The chip's I/O includes 1, 10, 25, 40, 50 and 100 Gigabit Ethernet interfaces, the Interlaken interface and PCI Express, used to connect the chip to a host processor such as an Intel x86 microprocessor.
The idea with networking applications is that the more packets you can process in parallel, the better
EZchip is not detailing the device's interface mix or such metrics as the chip's pin-count, clock speed or power consumption. However, EZchip says the chip's power consumption will be under 100W.
When a packet is presented to the chip, it is assigned to a core which processes it to completion before sending it typically to the I/O. For the programmer, the 100-core device appears as a single processor; it is the hardware on-chip that handles the details, sending an incoming packet to the next free core.
Ezchip shows examples of possible platforms that could use the Tile-Mx.
One is a 1-rack-unit-high pizza box in the data centre used to deliver virtual network functions. Such a NFV server would benefit from the Tile-Mx's hardware-accelerated table look-ups, packet classification and packet flow management in and out of the device. Another design example is using the device for an intelligent network interface card (NIC) in a standard Intel x86-based server.

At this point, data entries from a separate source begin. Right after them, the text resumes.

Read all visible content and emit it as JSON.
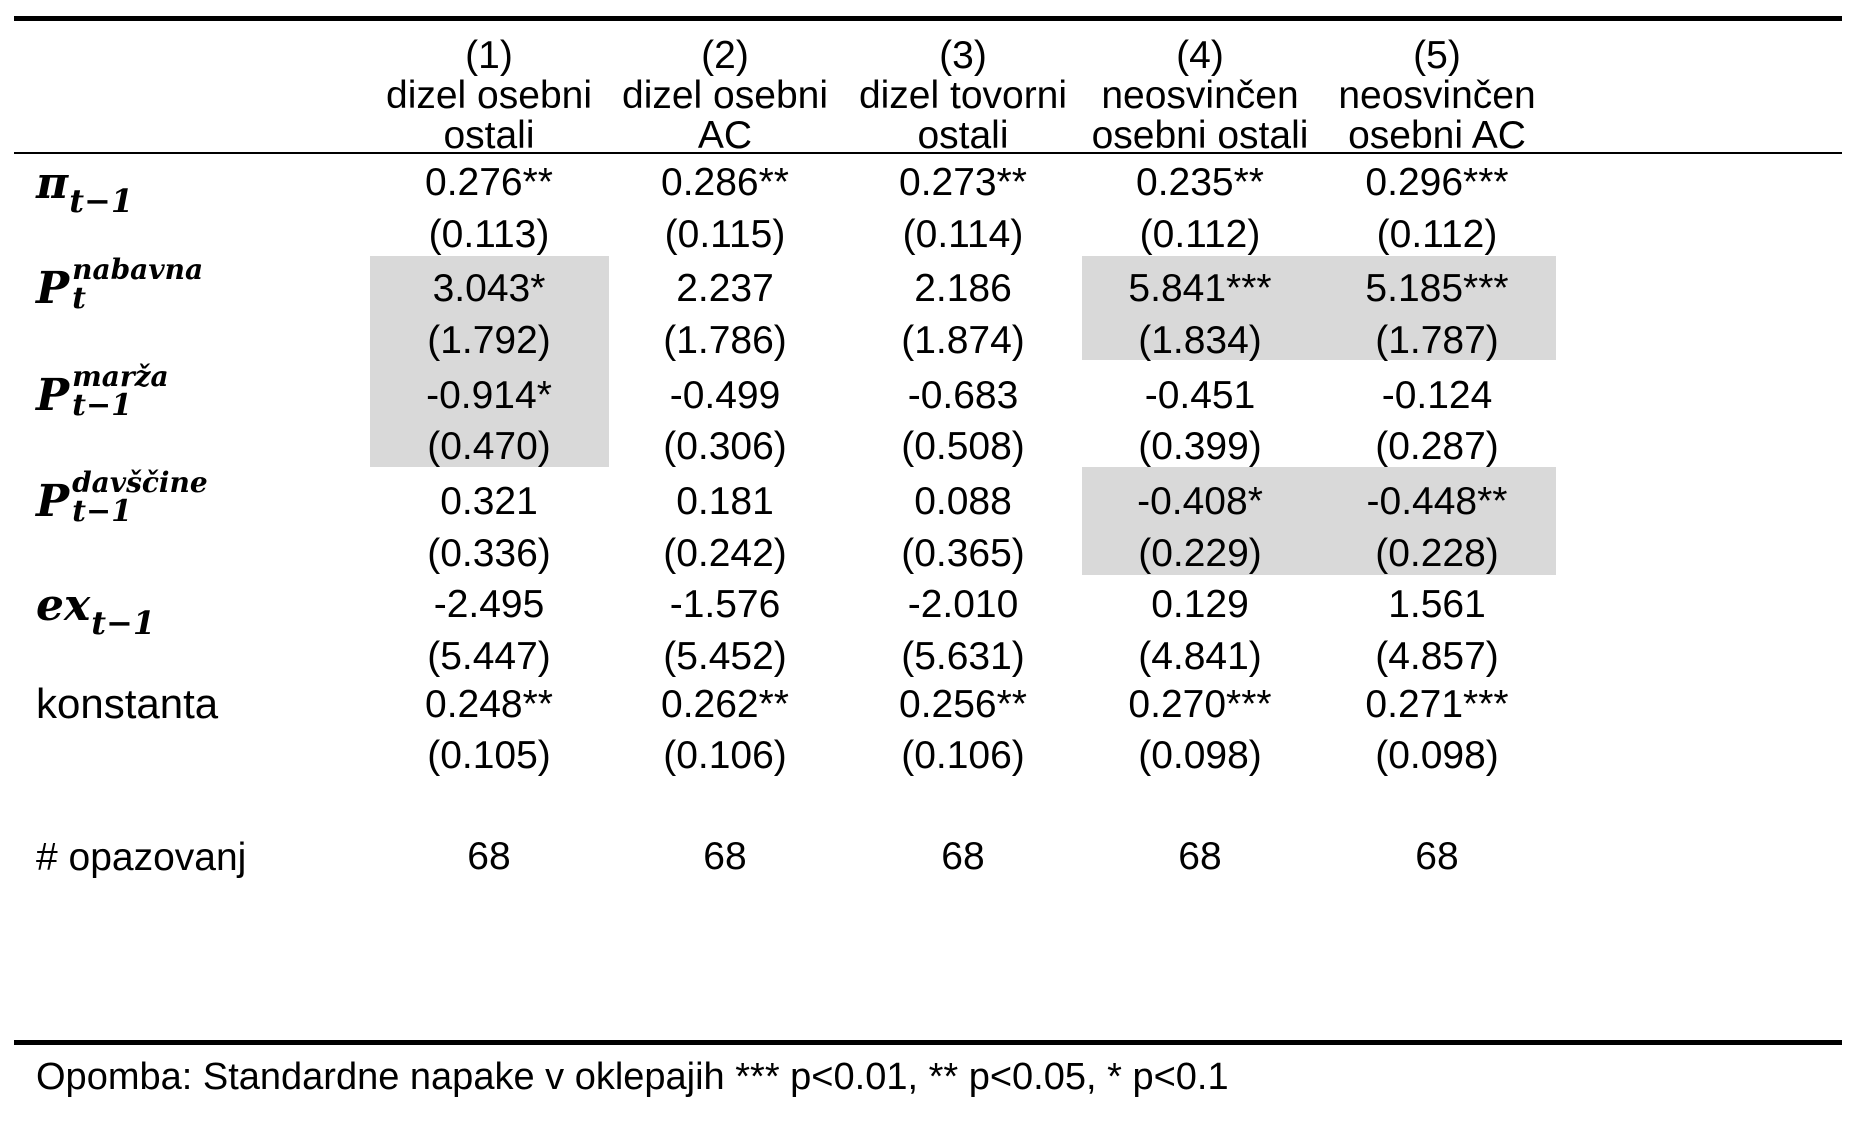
{
  "columns": [
    {
      "number": "(1)",
      "line1": "dizel osebni",
      "line2": "ostali"
    },
    {
      "number": "(2)",
      "line1": "dizel osebni",
      "line2": "AC"
    },
    {
      "number": "(3)",
      "line1": "dizel tovorni",
      "line2": "ostali"
    },
    {
      "number": "(4)",
      "line1": "neosvinčen",
      "line2": "osebni ostali"
    },
    {
      "number": "(5)",
      "line1": "neosvinčen",
      "line2": "osebni AC"
    }
  ],
  "rows": [
    {
      "label": {
        "base": "π",
        "sup": "",
        "sub": "t−1"
      },
      "coef": [
        "0.276**",
        "0.286**",
        "0.273**",
        "0.235**",
        "0.296***"
      ],
      "se": [
        "(0.113)",
        "(0.115)",
        "(0.114)",
        "(0.112)",
        "(0.112)"
      ]
    },
    {
      "label": {
        "base": "P",
        "sup": "nabavna",
        "sub": "t"
      },
      "coef": [
        "3.043*",
        "2.237",
        "2.186",
        "5.841***",
        "5.185***"
      ],
      "se": [
        "(1.792)",
        "(1.786)",
        "(1.874)",
        "(1.834)",
        "(1.787)"
      ]
    },
    {
      "label": {
        "base": "P",
        "sup": "marža",
        "sub": "t−1"
      },
      "coef": [
        "-0.914*",
        "-0.499",
        "-0.683",
        "-0.451",
        "-0.124"
      ],
      "se": [
        "(0.470)",
        "(0.306)",
        "(0.508)",
        "(0.399)",
        "(0.287)"
      ]
    },
    {
      "label": {
        "base": "P",
        "sup": "davščine",
        "sub": "t−1"
      },
      "coef": [
        "0.321",
        "0.181",
        "0.088",
        "-0.408*",
        "-0.448**"
      ],
      "se": [
        "(0.336)",
        "(0.242)",
        "(0.365)",
        "(0.229)",
        "(0.228)"
      ]
    },
    {
      "label": {
        "base": "ex",
        "sup": "",
        "sub": "t−1"
      },
      "coef": [
        "-2.495",
        "-1.576",
        "-2.010",
        "0.129",
        "1.561"
      ],
      "se": [
        "(5.447)",
        "(5.452)",
        "(5.631)",
        "(4.841)",
        "(4.857)"
      ]
    }
  ],
  "constant": {
    "label": "konstanta",
    "coef": [
      "0.248**",
      "0.262**",
      "0.256**",
      "0.270***",
      "0.271***"
    ],
    "se": [
      "(0.105)",
      "(0.106)",
      "(0.106)",
      "(0.098)",
      "(0.098)"
    ]
  },
  "observations": {
    "label": "# opazovanj",
    "values": [
      "68",
      "68",
      "68",
      "68",
      "68"
    ]
  },
  "footnote": "Opomba: Standardne napake v oklepajih *** p<0.01, ** p<0.05, * p<0.1",
  "highlight_color": "#d9d9d9"
}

The two other Tile-Mx family devices will use 36 and 64 Cortex-A53 cores. First Tile-Mx samples are expected in the second half of 2016.
Multicore trends
The Linley Group says that despite the unprecedented 100 ARM cores, EZchip's family of device faces competition. Moreover, the trend to increase core-count has its limits.
EZchip is already shipping a 72-core processor it acquired from Tilera although the device is not ARM-based. And Cavium's largest processor has 48 cores, says Halfhill. Broadcom's largest processor has only 20 cores, but those CPUs are quad-threaded, so the processor can handle up to 80 packet streams. "Not quite as many as the Tile-Mx100, but it is in the same ballpark," says Halfhill.
"Keep in mind that Tile-Mx100 production is about two years out; a lot can happen in two years," adds Halfhill.
According to Bolaria, multicore designs are good for applications that are highly parallelised such as packet processing and deep packet processing. But NPUs are better if all that is being done is packet processing.
"Many cores is not particularly good for applications that need good single-thread performance," says Bolaria. "This is where [an Intel] Xeon will shine — for applications such as high-performance computing, simulations and algorithms."
Coherent interconnects also limit CPU scaling, says Bolaria. Tile-Mx gets around the interconnect limitation by clustering four ARM cores into a tile, so that effectively 25 nodes only are connected. "With more nodes, it becomes difficult to maintain cache coherency and performance," says Bolaria.
Another limitation is partitioning applications into smaller chunks for execution on 100 cores. Some tasks are serial by nature and cannot benefit from parallel processing. "Amdahl’s law limits performance gains from adding more CPUs," says Bolaria.